Absrtact: The proportion of the site is often a lot of optimization personnel to attach great importance to one of the indicators, the site is good or bad, fundamentally able to determine how much the site's traffic, after all, there will be ranked, there will be a ranking of the flow. But the site is included
The proportion of the site is often a lot of optimization personnel to attach great importance to one of the indicators, the site is good or bad, fundamentally able to determine how much the site's traffic, after all, there will be a ranking, there will be ranked only the flow. But the site is a lot of trouble to collect webmaster problems, a lot of webmaster desperately trying to do the station, but found that spiders do not favor their own site, included a few.

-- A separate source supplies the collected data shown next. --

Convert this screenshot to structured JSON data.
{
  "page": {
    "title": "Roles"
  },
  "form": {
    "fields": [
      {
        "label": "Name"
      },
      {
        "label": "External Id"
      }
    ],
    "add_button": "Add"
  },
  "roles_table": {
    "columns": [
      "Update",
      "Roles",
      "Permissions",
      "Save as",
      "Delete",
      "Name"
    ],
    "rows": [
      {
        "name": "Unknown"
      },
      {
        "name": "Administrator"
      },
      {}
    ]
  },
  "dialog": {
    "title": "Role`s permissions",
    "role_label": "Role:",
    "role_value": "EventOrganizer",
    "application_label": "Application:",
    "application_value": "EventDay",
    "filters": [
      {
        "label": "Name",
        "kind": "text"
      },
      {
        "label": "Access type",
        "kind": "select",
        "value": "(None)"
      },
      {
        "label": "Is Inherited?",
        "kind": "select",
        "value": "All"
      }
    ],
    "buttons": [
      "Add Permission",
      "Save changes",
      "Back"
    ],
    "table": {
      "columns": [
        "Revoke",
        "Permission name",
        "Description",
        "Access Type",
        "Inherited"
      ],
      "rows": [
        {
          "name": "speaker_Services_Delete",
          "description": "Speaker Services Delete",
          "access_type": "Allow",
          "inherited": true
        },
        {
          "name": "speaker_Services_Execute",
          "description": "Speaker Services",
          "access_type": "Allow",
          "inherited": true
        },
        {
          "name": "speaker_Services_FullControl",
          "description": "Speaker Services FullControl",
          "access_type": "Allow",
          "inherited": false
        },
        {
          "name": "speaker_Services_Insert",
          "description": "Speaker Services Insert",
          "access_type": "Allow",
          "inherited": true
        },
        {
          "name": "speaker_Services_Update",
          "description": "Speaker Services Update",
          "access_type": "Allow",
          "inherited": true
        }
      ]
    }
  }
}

When the Webmaster distress site why not be included, should go to think, who is in the decision site included? The answer is obvious, is the search engine spiders. Since the search engine spiders are included in the decision, we should start with the working principle of spiders, in-depth to study, and then grasp the principles of spider work to formulate solutions to achieve the maximum collection of the site. Well, the nonsense does not say much, the following author will be simple to discuss with you.
Principle one: Crawling through the Web site links page
The reason why a search engine robot is called a spider is that its behavior is very similar to that of a spider. Spiders will crawl through web links on a website page, if a site does not have any link access, then spiders will not be able to do. Therefore, to achieve maximum site collection, the first step is to provide more for spiders, more closely linked to the entrance. The simplest way is to create more internal links for spiders, such as the author of a website is so, the author after each edit article will add one to two "read recommended" link for spiders to provide a crawling entrance, the following figure:
Principle two: According to the structure of the site to crawl inside page
When a spider looks for a crawling portal, it starts to take the next step-grabbing the page's content. However, it is important to note that spiders are not able to crawl the content of the site at once, it will be based on the structure of the site to crawl, that is, if the site's structure is unreasonable, will become a spider crawl page a stumbling block. Therefore, the stationmaster should from two aspects to solve the website internal structure question:
(1) Compact Flash and JS code. Baidu has also stated that spiders have excessive flash elements of the site is more difficult to crawl, so webmasters should try not to use flash on the site, even if you want to use the small size of the flash; For JS code is also so, too gorgeous JS function is actually unnecessary, This will only aggravate the spider's grip pressure, so it is a wise choice to remove or merge redundant JS.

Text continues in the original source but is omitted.